The history of AI is built upon the work of many people, not just a few recognized individuals. Fei-Fei Li explains that AI is a field that is now 70 years old and has progressed through generations of researchers. She acknowledges that while our culture, especially in Silicon Valley, tends to assign achievements to a single person, it's important to remember the countless heroes and researchers who have contributed.

AI is a field of, at this point, 70 years old, and we have gone through many generations. No one could have gotten here by themselves.

No single person could have advanced the field to where it is today on their own. The progress is a result of a long and collaborative history.

AI's limitations highlight the need for new breakthroughs

23:53 - 29:50

The term Artificial General Intelligence, or AGI, is often used, but it lacks a clear scientific definition. Fei-Fei Li views it as more of a marketing term. She believes the true north star for the field of AI remains the original, audacious question: can machines think and do things in the way humans can? From this perspective, there isn't a significant distinction between AI and AGI. The goal has always been to achieve this level of intelligence.

While the current approach of using more data, more GPUs, and larger models has led to progress, it is not sufficient to reach this goal. Fei-Fei asserts that more innovation is desperately needed. She points out that AI is one of the youngest scientific disciplines, and we are still just scratching the surface of what is possible. There are many simple things that AI still cannot do, such as counting the number of chairs in a video of a room, a task a toddler could easily perform.

Furthermore, AI lacks higher-level human capabilities like creativity, abstraction, and emotional intelligence. For instance, even with all the modern data on celestial bodies, current AI cannot derive the 17th-century equations for the laws of motion that Isaac Newton did.

That level of creativity, extrapolation, abstraction, we have no way of enabling AI to do that today.

Similarly, today's conversational bots cannot replicate the emotional and cognitive intelligence of a teacher having a nuanced conversation with a student about their motivations and passions. The gap between current AI and human-level intelligence remains vast, indicating that significant breakthroughs are still required.

Moving beyond language models to spatial intelligence

29:51 - 39:32

While large language models were incredibly inspiring, Fei-Fei Li saw the need to push AI beyond language. Humans use a sense of spatial intelligence to navigate the world, a faculty that is often non-verbal. She points to a chaotic first responder scene as an example. The way people organize themselves to rescue others and control the situation relies on movement, a spontaneous understanding of objects, and situational awareness. Language is only a part of that; it cannot, by itself, put out a fire.

This led to her focus on "world models," which she sees as the linchpin connecting visual intelligence, robotics (embodied AI), and language. It's about giving AI a sense of spatial intelligence. To advance this work, she founded a company called World Labs. A world model is a foundation that allows anyone to create, interact with, and reason within a generated world.

A simple way to understand a world model is that this model can allow anyone to create any worlds in their mind's eye by prompting, whether it's an image or sentence, and also be able to interact in this world, whether you're browsing and walking or picking objects up or changing things, as well as to reason within this world.

This technology is a key missing piece for embodied AI, making functional robots a more tangible reality. However, its applications extend far beyond robotics. Humans, as embodied agents, can also be augmented by this spatial intelligence, much like LLMs assist with language tasks today. Other applications include creating infinitely playable games, aiding in design, and accelerating scientific discovery. Fei-Fei highlights the discovery of DNA's double helix structure, where Watson and Crick had to reason in 3D from a flat 2D X-ray photo. AI-assisted spatial intelligence could be critical for future breakthroughs of this kind.

Why the bitter lesson of AI may not apply to robotics

40:36 - 48:02

The "bitter lesson" in AI, a concept from Turing Award winner Richard Sutton, suggests that simpler models with vast amounts of data ultimately outperform more complex models with less data. Fei-Fei Li notes that while this lesson was sweet for her work on ImageNet, its application to robotics is not straightforward.
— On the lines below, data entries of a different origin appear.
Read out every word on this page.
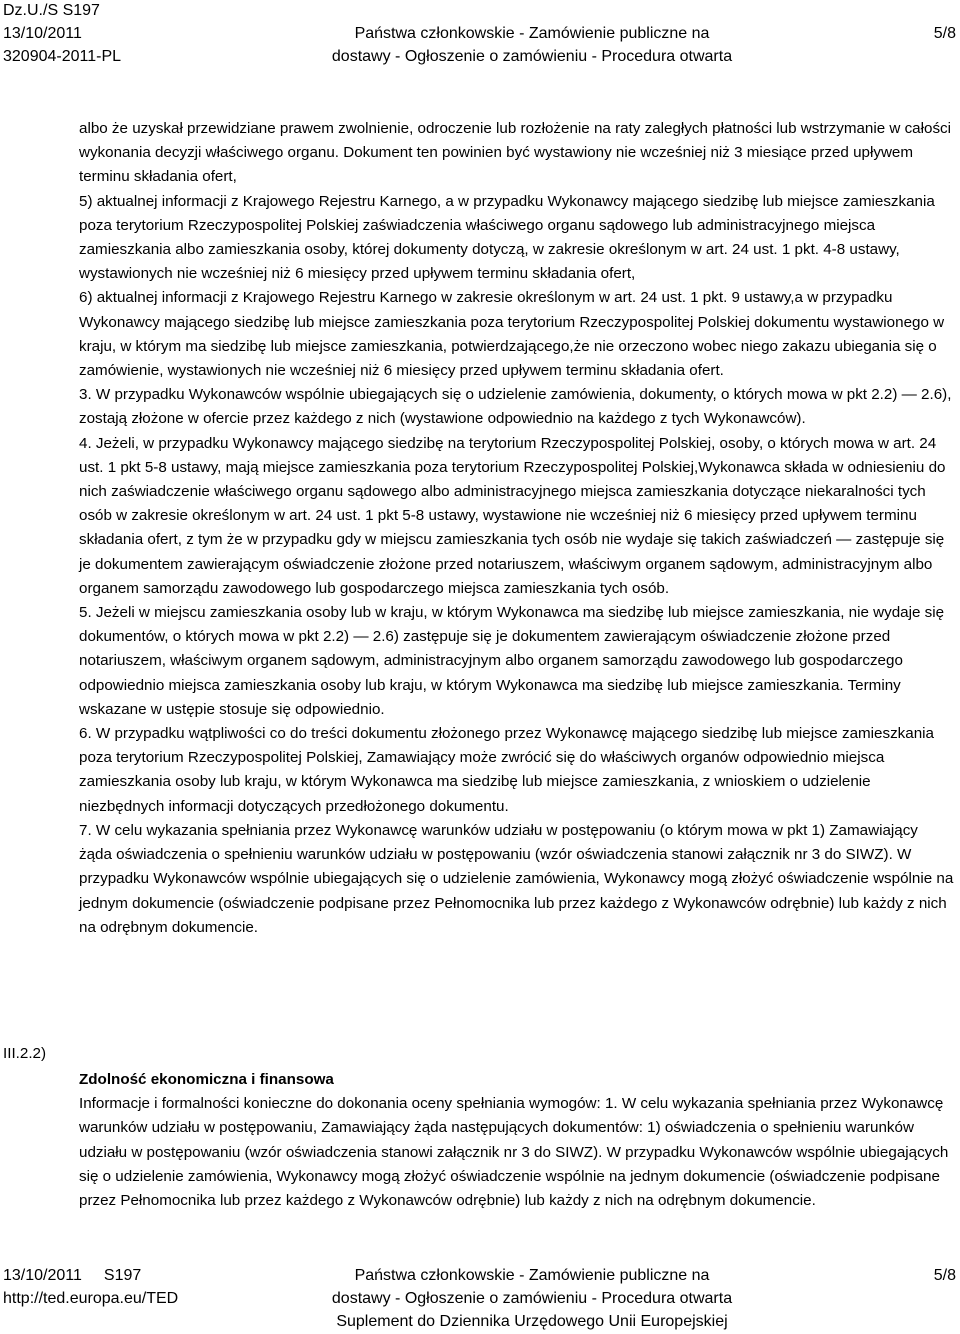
Dz.U./S S197
13/10/2011
320904-2011-PL
Państwa członkowskie - Zamówienie publiczne na
dostawy - Ogłoszenie o zamówieniu - Procedura otwarta
5/8

albo że uzyskał przewidziane prawem zwolnienie, odroczenie lub rozłożenie na raty zaległych płatności lub wstrzymanie w całości wykonania decyzji właściwego organu. Dokument ten powinien być wystawiony nie wcześniej niż 3 miesiące przed upływem terminu składania ofert,

5) aktualnej informacji z Krajowego Rejestru Karnego, a w przypadku Wykonawcy mającego siedzibę lub miejsce zamieszkania poza terytorium Rzeczypospolitej Polskiej zaświadczenia właściwego organu sądowego lub administracyjnego miejsca zamieszkania albo zamieszkania osoby, której dokumenty dotyczą, w zakresie określonym w art. 24 ust. 1 pkt. 4-8 ustawy, wystawionych nie wcześniej niż 6 miesięcy przed upływem terminu składania ofert,

6) aktualnej informacji z Krajowego Rejestru Karnego w zakresie określonym w art. 24 ust. 1 pkt. 9 ustawy,a w przypadku Wykonawcy mającego siedzibę lub miejsce zamieszkania poza terytorium Rzeczypospolitej Polskiej dokumentu wystawionego w kraju, w którym ma siedzibę lub miejsce zamieszkania, potwierdzającego,że nie orzeczono wobec niego zakazu ubiegania się o zamówienie, wystawionych nie wcześniej niż 6 miesięcy przed upływem terminu składania ofert.

3. W przypadku Wykonawców wspólnie ubiegających się o udzielenie zamówienia, dokumenty, o których mowa w pkt 2.2) — 2.6), zostają złożone w ofercie przez każdego z nich (wystawione odpowiednio na każdego z tych Wykonawców).

4. Jeżeli, w przypadku Wykonawcy mającego siedzibę na terytorium Rzeczypospolitej Polskiej, osoby, o których mowa w art. 24 ust. 1 pkt 5-8 ustawy, mają miejsce zamieszkania poza terytorium Rzeczypospolitej Polskiej,Wykonawca składa w odniesieniu do nich zaświadczenie właściwego organu sądowego albo administracyjnego miejsca zamieszkania dotyczące niekaralności tych osób w zakresie określonym w art. 24 ust. 1 pkt 5-8 ustawy, wystawione nie wcześniej niż 6 miesięcy przed upływem terminu składania ofert, z tym że w przypadku gdy w miejscu zamieszkania tych osób nie wydaje się takich zaświadczeń — zastępuje się je dokumentem zawierającym oświadczenie złożone przed notariuszem, właściwym organem sądowym, administracyjnym albo organem samorządu zawodowego lub gospodarczego miejsca zamieszkania tych osób.

5. Jeżeli w miejscu zamieszkania osoby lub w kraju, w którym Wykonawca ma siedzibę lub miejsce zamieszkania, nie wydaje się dokumentów, o których mowa w pkt 2.2) — 2.6) zastępuje się je dokumentem zawierającym oświadczenie złożone przed notariuszem, właściwym organem sądowym, administracyjnym albo organem samorządu zawodowego lub gospodarczego odpowiednio miejsca zamieszkania osoby lub kraju, w którym Wykonawca ma siedzibę lub miejsce zamieszkania. Terminy wskazane w ustępie stosuje się odpowiednio.

6. W przypadku wątpliwości co do treści dokumentu złożonego przez Wykonawcę mającego siedzibę lub miejsce zamieszkania poza terytorium Rzeczypospolitej Polskiej, Zamawiający może zwrócić się do właściwych organów odpowiednio miejsca zamieszkania osoby lub kraju, w którym Wykonawca ma siedzibę lub miejsce zamieszkania, z wnioskiem o udzielenie niezbędnych informacji dotyczących przedłożonego dokumentu.

7. W celu wykazania spełniania przez Wykonawcę warunków udziału w postępowaniu (o którym mowa w pkt 1) Zamawiający żąda oświadczenia o spełnieniu warunków udziału w postępowaniu (wzór oświadczenia stanowi załącznik nr 3 do SIWZ). W przypadku Wykonawców wspólnie ubiegających się o udzielenie zamówienia, Wykonawcy mogą złożyć oświadczenie wspólnie na jednym dokumencie (oświadczenie podpisane przez Pełnomocnika lub przez każdego z Wykonawców odrębnie) lub każdy z nich na odrębnym dokumencie.

III.2.2)

Zdolność ekonomiczna i finansowa

Informacje i formalności konieczne do dokonania oceny spełniania wymogów: 1. W celu wykazania spełniania przez Wykonawcę warunków udziału w postępowaniu, Zamawiający żąda następujących dokumentów: 1) oświadczenia o spełnieniu warunków udziału w postępowaniu (wzór oświadczenia stanowi załącznik nr 3 do SIWZ). W przypadku Wykonawców wspólnie ubiegających się o udzielenie zamówienia, Wykonawcy mogą złożyć oświadczenie wspólnie na jednym dokumencie (oświadczenie podpisane przez Pełnomocnika lub przez każdego z Wykonawców odrębnie) lub każdy z nich na odrębnym dokumencie.

13/10/2011 S197
http://ted.europa.eu/TED
Państwa członkowskie - Zamówienie publiczne na
dostawy - Ogłoszenie o zamówieniu - Procedura otwarta
Suplement do Dziennika Urzędowego Unii Europejskiej
5/8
The primary challenge is that robotics lacks the perfect alignment found in language models.

Language models had this perfect setup where their training data are in words, eventually tokens, and then they produce a model that outputs words. So you have this perfect alignment... But robotics is different. You hope to get actions out of robots, but your training data lacks actions in 3D worlds.

This misalignment means researchers must find ways to supplement data, using methods like teleoperation or synthetic data. Furthermore, robots are physical systems, more akin to self-driving cars than to a large language model. This physicality introduces immense complexity. The journey of self-driving cars, from a DARPA challenge in 2005 to today's street-legal vehicles, has taken nearly 20 years and is still incomplete. Yet, the problem for self-driving cars is simpler.

They're just metal boxes running on 2D surfaces and the goal is not to touch anything. A robot is a 3D thing running in a 3D world and the goal is to touch things.

While deep learning is accelerating the development of the robotic "brain," the hardware, supply chains, and use cases also need to mature. This work fosters a deep appreciation for biological intelligence.

We operate on about 20 watts. That's dimmer than any light bulb in the room I'm in right now. And yet we can do so much. So I think actually the more I work in AI, the more I respect humans.

Introducing Marble: A model that generates 3D worlds from prompts

48:03 - 52:50

Fei-Fei Li introduced Marble, one of the first products from her new company, World Labs. World Labs is a foundation frontier model company focused on spatial intelligence and world modeling, which they believe is as important as language models. The company was founded by four co-founders with deep technical backgrounds in AI, computer graphics, and computer vision.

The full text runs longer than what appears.